I am implementing precise orbit determination for LEO satellites by EKF using GNSS carrier phase measurements, and I have a question about how to estimate the phase ambiguity.
First, I implemented the following based on this post.
Create the modifier for each continuous phase measurement for each GNSS satellite.
Set a different name for each modifier and add the same modifier for each continuous measurement.
(Is there any mistake in usage?)
However, in this method, the size of the state vector would be larger by the amount of modifiers created. Therefore, If the estimation period is long and the number of measurement data increases, or if cycle slips occur frequently, the computation time will slow down due to the increased size of the state vector.
So, is there another way to implement this that avoids this problem? For example, creating only one modifier for each GNSS satellite, and resetting the estimate and covariance when a slip occurs, etc.

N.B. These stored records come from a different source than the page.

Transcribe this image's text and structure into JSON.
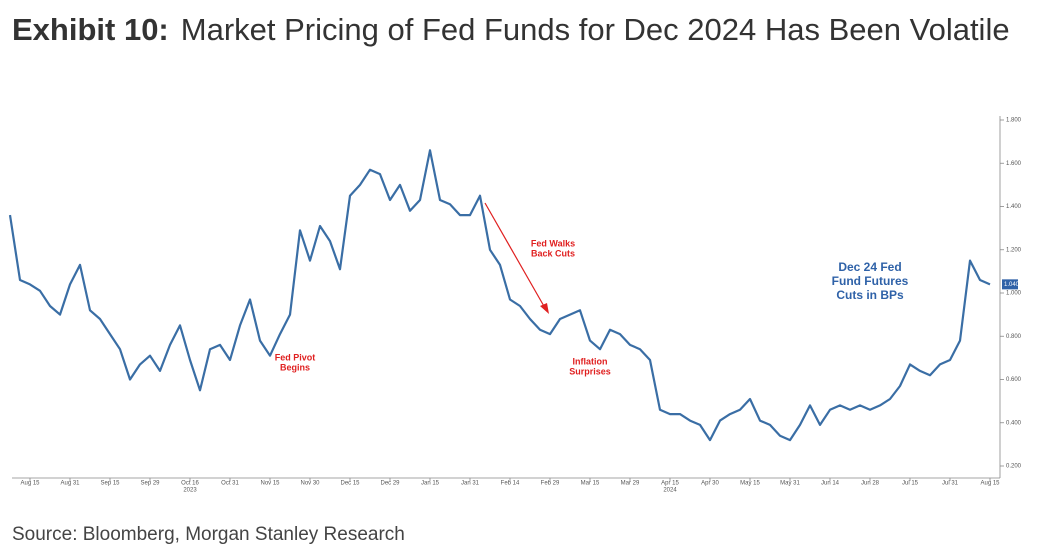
{
  "chart_data": {
    "type": "line",
    "title_prefix": "Exhibit 10:",
    "title": "Market Pricing of Fed Funds for Dec 2024 Has Been Volatile",
    "source": "Source: Bloomberg, Morgan Stanley Research",
    "categories": [
      null,
      null,
      "Aug 15",
      null,
      null,
      null,
      "Aug 31",
      null,
      null,
      null,
      "Sep 15",
      null,
      null,
      null,
      "Sep 29",
      null,
      null,
      null,
      "Oct 16",
      null,
      null,
      null,
      "Oct 31",
      null,
      null,
      null,
      "Nov 15",
      null,
      null,
      null,
      "Nov 30",
      null,
      null,
      null,
      "Dec 15",
      null,
      null,
      null,
      "Dec 29",
      null,
      null,
      null,
      "Jan 15",
      null,
      null,
      null,
      "Jan 31",
      null,
      null,
      null,
      "Feb 14",
      null,
      null,
      null,
      "Feb 29",
      null,
      null,
      null,
      "Mar 15",
      null,
      null,
      null,
      "Mar 29",
      null,
      null,
      null,
      "Apr 15",
      null,
      null,
      null,
      "Apr 30",
      null,
      null,
      null,
      "May 15",
      null,
      null,
      null,
      "May 31",
      null,
      null,
      null,
      "Jun 14",
      null,
      null,
      null,
      "Jun 28",
      null,
      null,
      null,
      "Jul 15",
      null,
      null,
      null,
      "Jul 31",
      null,
      null,
      null,
      "Aug 15"
    ],
    "year_labels": [
      {
        "index": 18,
        "label": "2023"
      },
      {
        "index": 66,
        "label": "2024"
      }
    ],
    "series": [
      {
        "name": "Dec 24 Fed Fund Futures Cuts in BPs",
        "color": "#3a6ea5",
        "values": [
          1.36,
          1.06,
          1.04,
          1.01,
          0.94,
          0.9,
          1.04,
          1.13,
          0.92,
          0.88,
          0.81,
          0.74,
          0.6,
          0.67,
          0.71,
          0.64,
          0.76,
          0.85,
          0.69,
          0.55,
          0.74,
          0.76,
          0.69,
          0.85,
          0.97,
          0.78,
          0.71,
          0.81,
          0.9,
          1.29,
          1.15,
          1.31,
          1.24,
          1.11,
          1.45,
          1.5,
          1.57,
          1.55,
          1.43,
          1.5,
          1.38,
          1.43,
          1.66,
          1.43,
          1.41,
          1.36,
          1.36,
          1.45,
          1.2,
          1.13,
          0.97,
          0.94,
          0.88,
          0.83,
          0.81,
          0.88,
          0.9,
          0.92,
          0.78,
          0.74,
          0.83,
          0.81,
          0.76,
          0.74,
          0.69,
          0.46,
          0.44,
          0.44,
          0.41,
          0.39,
          0.32,
          0.41,
          0.44,
          0.46,
          0.51,
          0.41,
          0.39,
          0.34,
          0.32,
          0.39,
          0.48,
          0.39,
          0.46,
          0.48,
          0.46,
          0.48,
          0.46,
          0.48,
          0.51,
          0.57,
          0.67,
          0.64,
          0.62,
          0.67,
          0.69,
          0.78,
          1.15,
          1.06,
          1.04
        ],
        "value_labels": [
          null,
          null,
          null,
          null,
          null,
          null,
          null,
          null,
          null,
          null,
          null,
          null,
          null,
          null,
          null,
          null,
          null,
          null,
          null,
          null,
          null,
          null,
          null,
          null,
          null,
          null,
          null,
          null,
          null,
          null,
          null,
          null,
          null,
          null,
          null,
          null,
          null,
          null,
          null,
          null,
          null,
          null,
          null,
          null,
          null,
          null,
          null,
          null,
          null,
          null,
          null,
          null,
          null,
          null,
          null,
          null,
          null,
          null,
          null,
          null,
          null,
          null,
          null,
          null,
          null,
          null,
          null,
          null,
          null,
          null,
          null,
          null,
          null,
          null,
          null,
          null,
          null,
          null,
          null,
          null,
          null,
          null,
          null,
          null,
          null,
          null,
          null,
          null,
          null,
          null,
          null,
          null,
          null,
          null,
          null,
          null,
          null,
          null,
          "1.040"
        ]
      }
    ],
    "annotations": [
      {
        "lines": [
          "Fed Pivot",
          "Begins"
        ],
        "index": 28
      },
      {
        "lines": [
          "Fed Walks",
          "Back Cuts"
        ],
        "index": 54
      },
      {
        "lines": [
          "Inflation",
          "Surprises"
        ],
        "index": 58
      },
      {
        "lines": [
          "Dec 24 Fed",
          "Fund Futures",
          "Cuts in BPs"
        ],
        "index": 86
      }
    ],
    "ylim": [
      0.2,
      1.8
    ],
    "yticks": [
      {
        "value": 0.2,
        "label": "0.200"
      },
      {
        "value": 0.4,
        "label": "0.400"
      },
      {
        "value": 0.6,
        "label": "0.600"
      },
      {
        "value": 0.8,
        "label": "0.800"
      },
      {
        "value": 1.0,
        "label": "1.000"
      },
      {
        "value": 1.2,
        "label": "1.200"
      },
      {
        "value": 1.4,
        "label": "1.400"
      },
      {
        "value": 1.6,
        "label": "1.600"
      },
      {
        "value": 1.8,
        "label": "1.800"
      }
    ],
    "grid": false
  }
}
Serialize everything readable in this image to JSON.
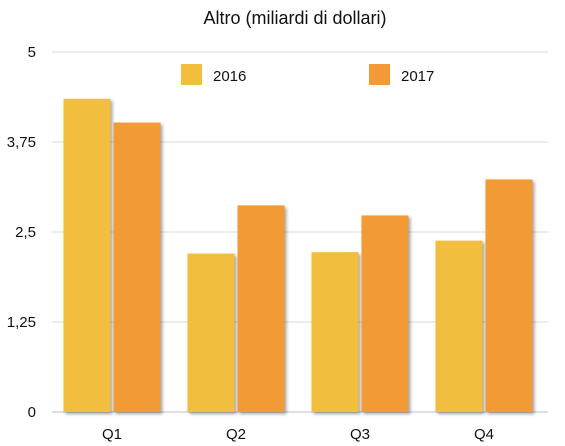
{
  "chart_data": {
    "type": "bar",
    "title": "Altro (miliardi di dollari)",
    "xlabel": "",
    "ylabel": "",
    "categories": [
      "Q1",
      "Q2",
      "Q3",
      "Q4"
    ],
    "ylim": [
      0,
      5
    ],
    "yticks": [
      0,
      1.25,
      2.5,
      3.75,
      5
    ],
    "ytick_labels": [
      "0",
      "1,25",
      "2,5",
      "3,75",
      "5"
    ],
    "grid": true,
    "legend_position": "top-center",
    "series": [
      {
        "name": "2016",
        "color": "#F2BE3D",
        "values": [
          4.35,
          2.2,
          2.22,
          2.38
        ]
      },
      {
        "name": "2017",
        "color": "#F29A36",
        "values": [
          4.02,
          2.87,
          2.73,
          3.23
        ]
      }
    ]
  }
}
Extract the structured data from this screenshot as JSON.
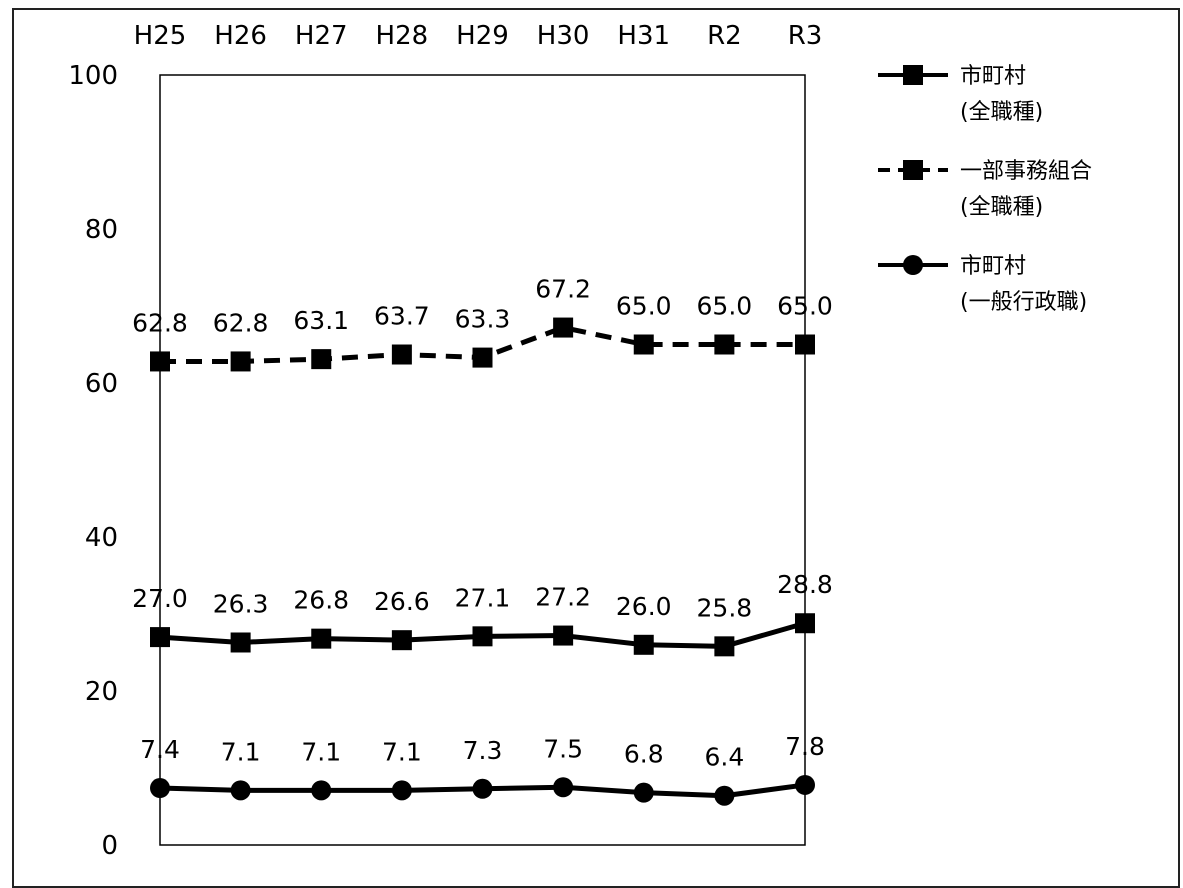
{
  "chart_data": {
    "type": "line",
    "categories": [
      "H25",
      "H26",
      "H27",
      "H28",
      "H29",
      "H30",
      "H31",
      "R2",
      "R3"
    ],
    "ylim": [
      0,
      100
    ],
    "yticks": [
      "0",
      "20",
      "40",
      "60",
      "80",
      "100"
    ],
    "grid": false,
    "legend_position": "right",
    "series": [
      {
        "name": "市町村\n(全職種)",
        "marker": "square",
        "style": "solid",
        "values": [
          27.0,
          26.3,
          26.8,
          26.6,
          27.1,
          27.2,
          26.0,
          25.8,
          28.8
        ],
        "labels": [
          "27.0",
          "26.3",
          "26.8",
          "26.6",
          "27.1",
          "27.2",
          "26.0",
          "25.8",
          "28.8"
        ]
      },
      {
        "name": "一部事務組合\n(全職種)",
        "marker": "square",
        "style": "dashed",
        "values": [
          62.8,
          62.8,
          63.1,
          63.7,
          63.3,
          67.2,
          65.0,
          65.0,
          65.0
        ],
        "labels": [
          "62.8",
          "62.8",
          "63.1",
          "63.7",
          "63.3",
          "67.2",
          "65.0",
          "65.0",
          "65.0"
        ]
      },
      {
        "name": "市町村\n(一般行政職)",
        "marker": "circle",
        "style": "solid",
        "values": [
          7.4,
          7.1,
          7.1,
          7.1,
          7.3,
          7.5,
          6.8,
          6.4,
          7.8
        ],
        "labels": [
          "7.4",
          "7.1",
          "7.1",
          "7.1",
          "7.3",
          "7.5",
          "6.8",
          "6.4",
          "7.8"
        ]
      }
    ],
    "colors": {
      "series": "#000000",
      "axis": "#000000",
      "background": "#ffffff"
    }
  }
}
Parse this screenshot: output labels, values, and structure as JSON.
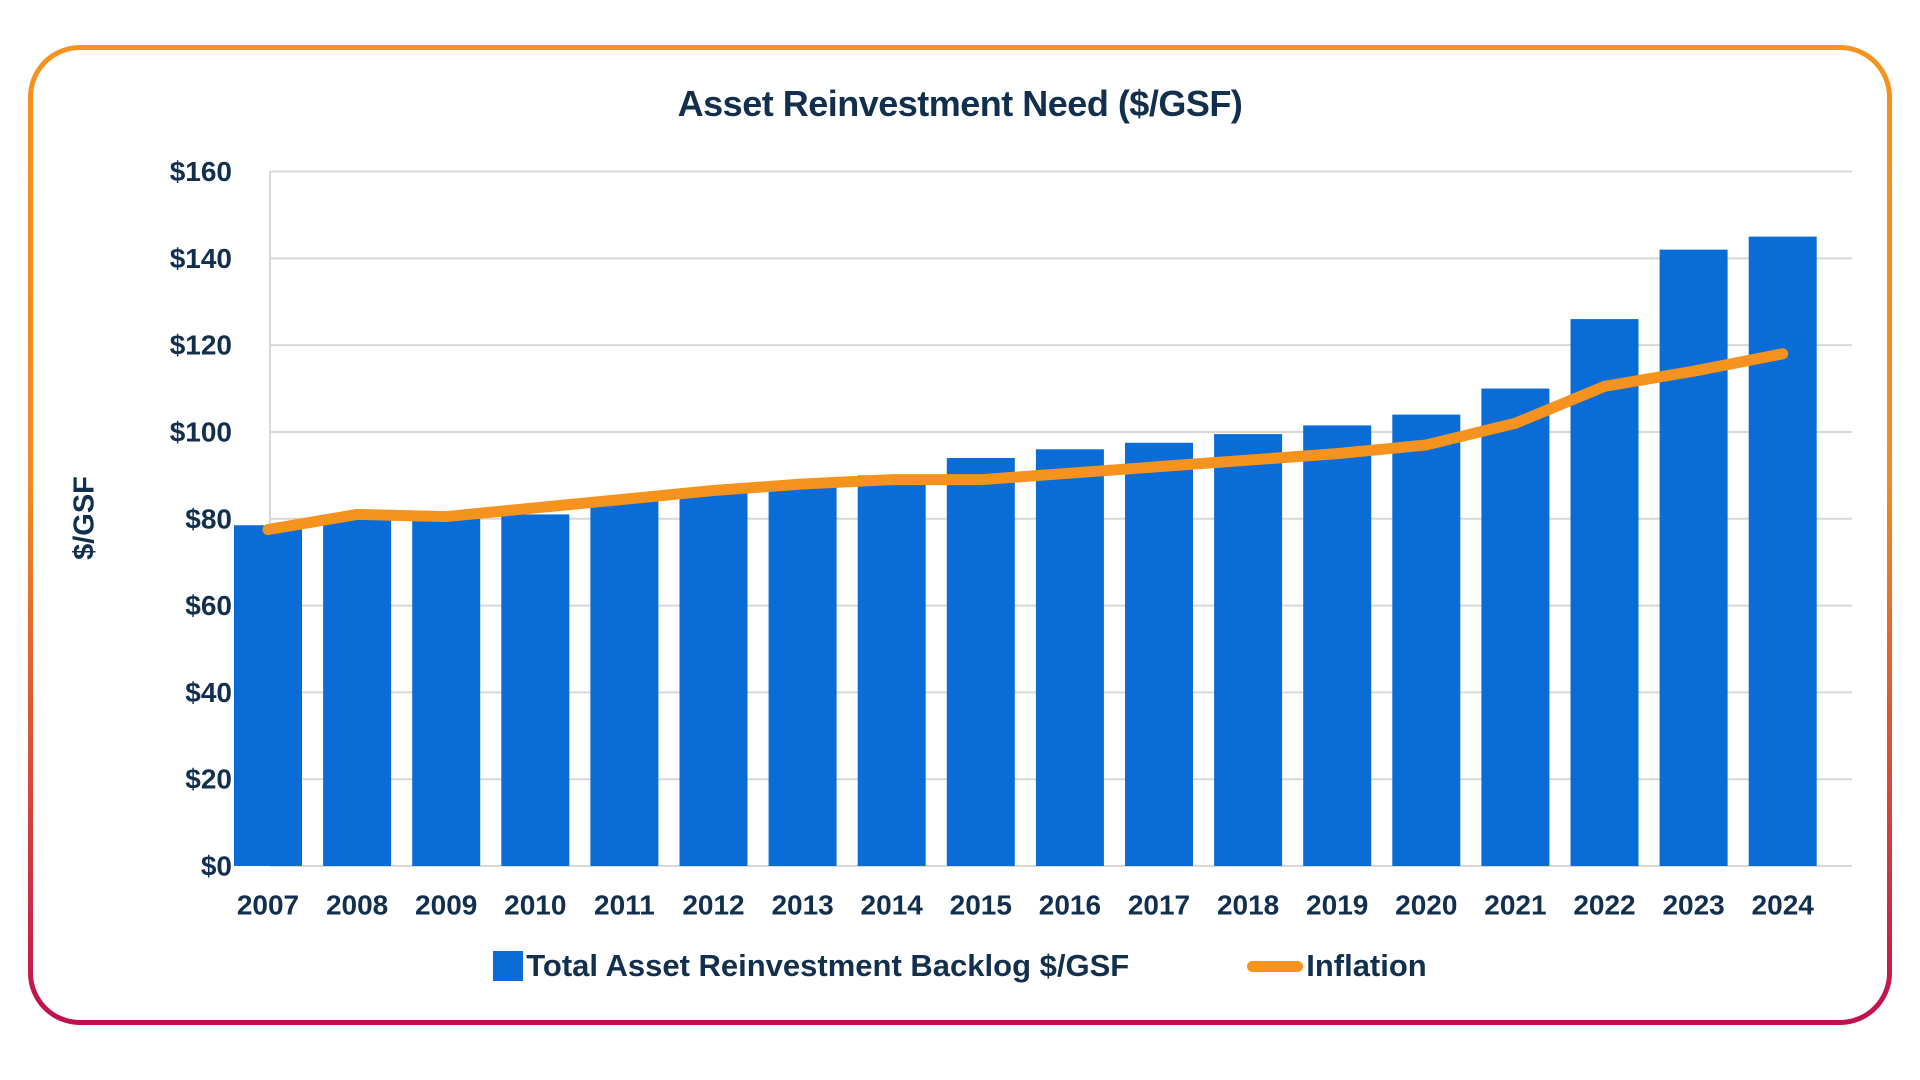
{
  "card": {
    "border_gradient_top": "#F6921E",
    "border_gradient_bottom": "#C0104F",
    "background": "#FFFFFF"
  },
  "chart_data": {
    "type": "bar",
    "title": "Asset Reinvestment Need ($/GSF)",
    "xlabel": "",
    "ylabel": "$/GSF",
    "categories": [
      "2007",
      "2008",
      "2009",
      "2010",
      "2011",
      "2012",
      "2013",
      "2014",
      "2015",
      "2016",
      "2017",
      "2018",
      "2019",
      "2020",
      "2021",
      "2022",
      "2023",
      "2024"
    ],
    "series": [
      {
        "name": "Total Asset Reinvestment Backlog $/GSF",
        "type": "bar",
        "color": "#0A6CD6",
        "values": [
          78.5,
          80,
          80,
          81,
          84,
          86,
          87.5,
          90,
          94,
          96,
          97.5,
          99.5,
          101.5,
          104,
          110,
          126,
          142,
          145
        ]
      },
      {
        "name": "Inflation",
        "type": "line",
        "color": "#F6921E",
        "values": [
          77.5,
          81,
          80.5,
          82.5,
          84.5,
          86.5,
          88,
          89,
          89,
          90.5,
          92,
          93.5,
          95,
          97,
          102,
          110.5,
          114,
          118
        ]
      }
    ],
    "y_axis": {
      "min": 0,
      "max": 160,
      "step": 20,
      "tick_labels": [
        "$0",
        "$20",
        "$40",
        "$60",
        "$80",
        "$100",
        "$120",
        "$140",
        "$160"
      ]
    },
    "grid": true,
    "legend_position": "bottom",
    "text_color": "#12304E",
    "grid_color": "#D8D8D8"
  },
  "legend": {
    "items": [
      {
        "label": "Total Asset Reinvestment Backlog $/GSF",
        "swatch": "square",
        "color": "#0A6CD6"
      },
      {
        "label": "Inflation",
        "swatch": "line",
        "color": "#F6921E"
      }
    ]
  }
}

This is a known problem that should really apply only to batch least square estimation. As on both sides of a cycle slip the ambiguities are independent, we must estimate them as different parameters, so the size of the state vector effectively increases. Their is even a worst case: clock offsets, which should really be modeled as stochastic parameters (the quadratic drift being only a smoothing model that is not suitable for high accuracy).
As you tell you are using a Kalman filter, you should be able to keep the same parameter. You could use some tricks to bump the covariance for the parameter up when their is a cycle slip. Finding the proper value is probably tricky.
You can look at CovarianceMatrixProvider and set up you own implementation that will use the state date to return either a regular covariance or a bumped up covariance at cycle slip occurrences.